Vísir 9th June 1978

BBC in Iceland – Chat with Sue Butterworth, location director Út í óvissuna

Desmond Bagley's Running Blind Icelandic media article from Visir 9th June 1978.

“We will be in this country for about two months,” said Sue Butterworth, production assistant for the film Running Blind, by Desmond Bagley, when the film correspondent inquired about the filming here in Iceland.

The group here at the moment, a total 19 people and accompaniment, arrived a few days ago. It is directed by Bill Braine, who is experienced in making television films and the lead role is in the hands of Stuart Wilson, who is a well-known television actor, although I didn´t personally recognise him. I did, however, get a glimpse of Eugene Schlusser, an actor who likes to plays bad characters – this time a KGB spy, whether they are now good or bad.

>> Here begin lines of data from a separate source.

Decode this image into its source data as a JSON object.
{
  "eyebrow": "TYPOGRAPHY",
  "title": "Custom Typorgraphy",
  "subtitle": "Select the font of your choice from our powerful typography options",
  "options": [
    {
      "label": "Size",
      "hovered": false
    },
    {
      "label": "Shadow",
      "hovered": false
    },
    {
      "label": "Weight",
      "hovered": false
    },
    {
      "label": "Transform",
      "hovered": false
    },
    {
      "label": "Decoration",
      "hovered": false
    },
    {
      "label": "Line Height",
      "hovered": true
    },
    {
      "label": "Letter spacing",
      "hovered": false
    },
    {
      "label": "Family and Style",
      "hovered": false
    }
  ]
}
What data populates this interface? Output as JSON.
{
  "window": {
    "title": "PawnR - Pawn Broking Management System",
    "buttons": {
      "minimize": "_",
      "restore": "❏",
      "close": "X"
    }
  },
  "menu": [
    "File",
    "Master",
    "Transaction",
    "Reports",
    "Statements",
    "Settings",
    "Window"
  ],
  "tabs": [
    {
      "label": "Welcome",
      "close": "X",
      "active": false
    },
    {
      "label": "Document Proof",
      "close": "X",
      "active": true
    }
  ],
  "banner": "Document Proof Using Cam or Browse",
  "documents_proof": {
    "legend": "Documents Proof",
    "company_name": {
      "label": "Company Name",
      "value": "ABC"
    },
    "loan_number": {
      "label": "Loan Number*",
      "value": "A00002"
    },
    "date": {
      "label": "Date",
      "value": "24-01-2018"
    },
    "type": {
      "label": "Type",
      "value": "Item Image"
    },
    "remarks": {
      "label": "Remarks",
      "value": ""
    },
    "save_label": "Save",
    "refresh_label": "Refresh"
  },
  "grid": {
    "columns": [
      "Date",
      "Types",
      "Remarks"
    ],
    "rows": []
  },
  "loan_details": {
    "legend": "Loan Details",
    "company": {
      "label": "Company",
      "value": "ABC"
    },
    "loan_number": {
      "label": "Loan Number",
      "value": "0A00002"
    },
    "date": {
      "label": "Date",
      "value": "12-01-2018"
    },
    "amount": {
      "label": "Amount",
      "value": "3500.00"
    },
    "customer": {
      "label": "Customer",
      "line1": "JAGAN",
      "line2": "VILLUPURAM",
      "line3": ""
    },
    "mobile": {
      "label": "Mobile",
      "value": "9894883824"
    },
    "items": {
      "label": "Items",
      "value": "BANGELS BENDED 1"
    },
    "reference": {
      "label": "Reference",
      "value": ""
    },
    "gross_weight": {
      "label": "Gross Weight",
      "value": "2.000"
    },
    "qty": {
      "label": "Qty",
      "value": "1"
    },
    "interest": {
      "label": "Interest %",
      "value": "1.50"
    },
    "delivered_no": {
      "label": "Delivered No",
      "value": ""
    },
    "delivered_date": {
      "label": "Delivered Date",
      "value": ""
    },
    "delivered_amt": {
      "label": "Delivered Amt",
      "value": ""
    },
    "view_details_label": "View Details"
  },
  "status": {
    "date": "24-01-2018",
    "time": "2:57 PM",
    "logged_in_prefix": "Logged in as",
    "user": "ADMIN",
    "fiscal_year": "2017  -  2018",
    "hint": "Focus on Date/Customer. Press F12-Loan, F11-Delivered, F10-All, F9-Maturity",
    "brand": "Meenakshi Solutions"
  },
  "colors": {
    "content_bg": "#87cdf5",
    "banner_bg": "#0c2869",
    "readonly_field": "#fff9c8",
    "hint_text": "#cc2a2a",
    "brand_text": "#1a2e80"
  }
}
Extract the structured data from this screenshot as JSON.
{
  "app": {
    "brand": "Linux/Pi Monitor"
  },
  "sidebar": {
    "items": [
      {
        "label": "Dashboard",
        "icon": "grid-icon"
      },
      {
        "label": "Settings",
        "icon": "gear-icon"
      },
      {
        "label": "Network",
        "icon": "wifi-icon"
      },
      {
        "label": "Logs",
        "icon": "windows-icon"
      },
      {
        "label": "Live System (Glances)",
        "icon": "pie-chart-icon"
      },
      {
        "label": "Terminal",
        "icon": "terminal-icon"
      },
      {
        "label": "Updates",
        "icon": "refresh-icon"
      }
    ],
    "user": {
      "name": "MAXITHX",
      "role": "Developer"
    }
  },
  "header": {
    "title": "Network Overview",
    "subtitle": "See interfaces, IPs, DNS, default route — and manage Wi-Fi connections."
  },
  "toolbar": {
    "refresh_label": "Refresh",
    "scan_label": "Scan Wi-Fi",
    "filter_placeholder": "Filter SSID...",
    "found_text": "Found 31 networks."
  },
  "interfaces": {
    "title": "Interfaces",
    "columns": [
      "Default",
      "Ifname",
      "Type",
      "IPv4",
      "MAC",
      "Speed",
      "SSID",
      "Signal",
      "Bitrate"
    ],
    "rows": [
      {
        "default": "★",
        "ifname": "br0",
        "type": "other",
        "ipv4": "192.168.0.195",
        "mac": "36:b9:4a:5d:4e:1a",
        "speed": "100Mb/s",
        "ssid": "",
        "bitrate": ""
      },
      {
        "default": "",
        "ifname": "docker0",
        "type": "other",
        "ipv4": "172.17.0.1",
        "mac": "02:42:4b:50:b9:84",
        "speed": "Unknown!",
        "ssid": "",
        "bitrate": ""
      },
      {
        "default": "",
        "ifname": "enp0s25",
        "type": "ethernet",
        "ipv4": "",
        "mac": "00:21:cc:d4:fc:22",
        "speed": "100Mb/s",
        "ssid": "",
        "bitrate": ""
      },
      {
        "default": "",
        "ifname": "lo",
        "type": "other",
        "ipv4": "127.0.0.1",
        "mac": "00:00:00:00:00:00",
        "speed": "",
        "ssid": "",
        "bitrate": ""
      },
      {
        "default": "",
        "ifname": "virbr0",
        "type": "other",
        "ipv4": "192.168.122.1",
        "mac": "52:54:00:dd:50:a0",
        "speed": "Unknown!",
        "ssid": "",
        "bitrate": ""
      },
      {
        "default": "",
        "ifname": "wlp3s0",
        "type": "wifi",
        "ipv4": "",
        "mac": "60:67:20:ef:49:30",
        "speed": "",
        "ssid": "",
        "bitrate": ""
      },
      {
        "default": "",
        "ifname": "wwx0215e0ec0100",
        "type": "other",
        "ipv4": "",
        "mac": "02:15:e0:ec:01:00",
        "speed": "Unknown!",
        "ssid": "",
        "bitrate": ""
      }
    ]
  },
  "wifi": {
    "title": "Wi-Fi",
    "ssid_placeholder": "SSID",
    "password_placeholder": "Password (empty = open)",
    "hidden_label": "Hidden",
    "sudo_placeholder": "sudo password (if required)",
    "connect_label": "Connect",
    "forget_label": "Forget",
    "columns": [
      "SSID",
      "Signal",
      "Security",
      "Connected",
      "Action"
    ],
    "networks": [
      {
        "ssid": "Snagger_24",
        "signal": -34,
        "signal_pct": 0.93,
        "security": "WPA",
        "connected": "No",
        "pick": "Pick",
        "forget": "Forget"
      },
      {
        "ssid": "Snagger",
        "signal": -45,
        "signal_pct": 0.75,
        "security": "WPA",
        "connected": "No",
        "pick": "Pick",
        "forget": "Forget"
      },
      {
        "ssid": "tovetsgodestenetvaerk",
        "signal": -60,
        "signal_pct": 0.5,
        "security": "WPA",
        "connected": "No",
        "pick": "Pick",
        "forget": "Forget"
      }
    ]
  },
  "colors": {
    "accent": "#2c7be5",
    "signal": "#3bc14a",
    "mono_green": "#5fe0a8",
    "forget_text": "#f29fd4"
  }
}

Sue Butterworth said that the group would stay in Reykjavík for the two weeks or so, then go to Húsavík and stay there for ten days. For about a month, they will then travel around the highlands and film in various places.

Filming has already been going on for half a month in Scotland, and when all the filming is finished, by the end of August, Sue reckons there will be about two months of editing and technical work remaining. It is likely that the BBC would show the series in October or November.

Icelandic television has reportedly already been seeking transmission rights, which appears hopeful. In addition to the film taking place in this country, Icelandic actors play several roles. By far the biggest is the role of Ragnheiður Steindórsdottir, who is the main female character in the film, but in addition to her there are about 10 Icelandic actors in smaller roless, including Jónina Scott and Jon Sigurbjörnsson.

Sue said the screenplay is very closely based on Bagley´s book, but of course, altered slightly due to technical reasons. She said, for example, she considers it unlikely that they would cross 16 rivers on their way south across the country, as was done in the book.

“I guess it would be hard to get people away from their coffee to go over the sixteenth,” she said laughing heartily.


  1. ‘BBC á Íslandi’: Vísir, 9 June 1978, p. 25; © DV ehf.